ShopLens runs a purchase propensity model that scores 4.2M users daily for email and in-app promotions. Over the last quarter, offline validation remained stable, but online campaign performance became inconsistent after multiple untracked data refreshes and model replacements.
The team currently stores model artifacts in object storage with ad hoc names and overwrites feature tables in place.

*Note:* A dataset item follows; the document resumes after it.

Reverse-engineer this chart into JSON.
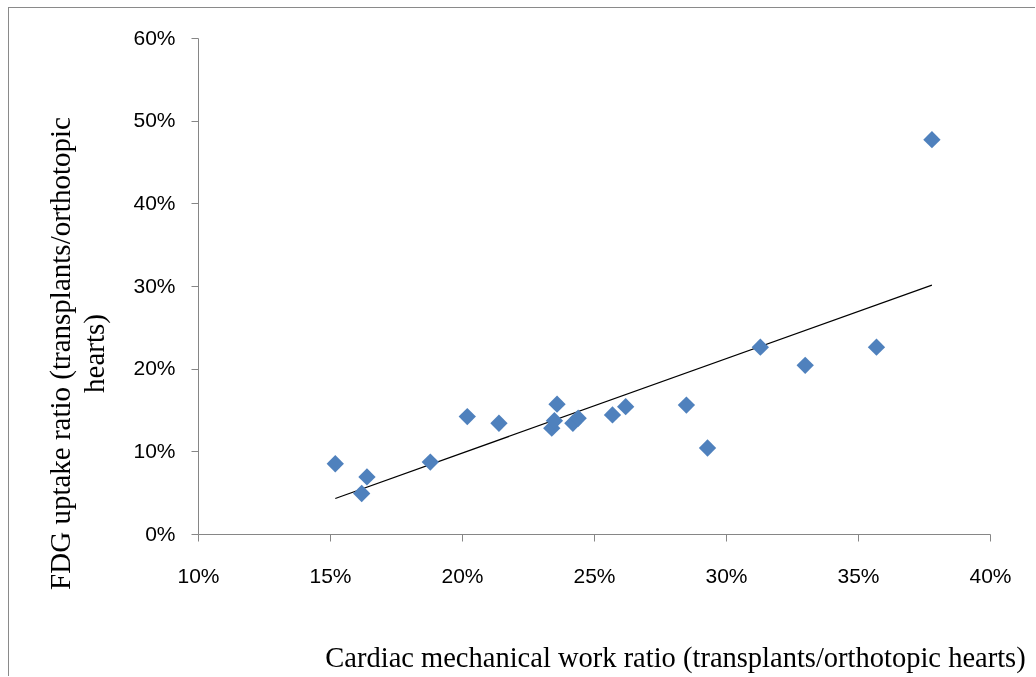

Leadership wants a production-ready versioning strategy for both data and models that preserves reproducibility, supports rollback, and makes metric changes explainable.
| Metric | Model v17 + Data snapshot 2024-05 | Model v18 + overwritten data 2024-06 | Change |
|---|---|---|---|
| AUC-ROC | 0.81 | 0.80 | -0.01 |
| Log Loss | 0.46 | 0.51 | +0.05 |
| Precision @ top 10% | 0.29 | 0.24 | -0.05 |
| Recall @ top 10% | 0.41 | 0.36 | -0.05 |
| Calibration error | 0.03 | 0.09 | +0.06 |
| Campaign conversion rate | 3.8% | 3.1% | -0.7 pp |
The team cannot determine whether the drop came from model changes, training data changes, feature definition drift, or threshold updates. There is no reliable mapping between a prediction in production and the exact training dataset, feature code, hyperparameters, or evaluation report used to create it.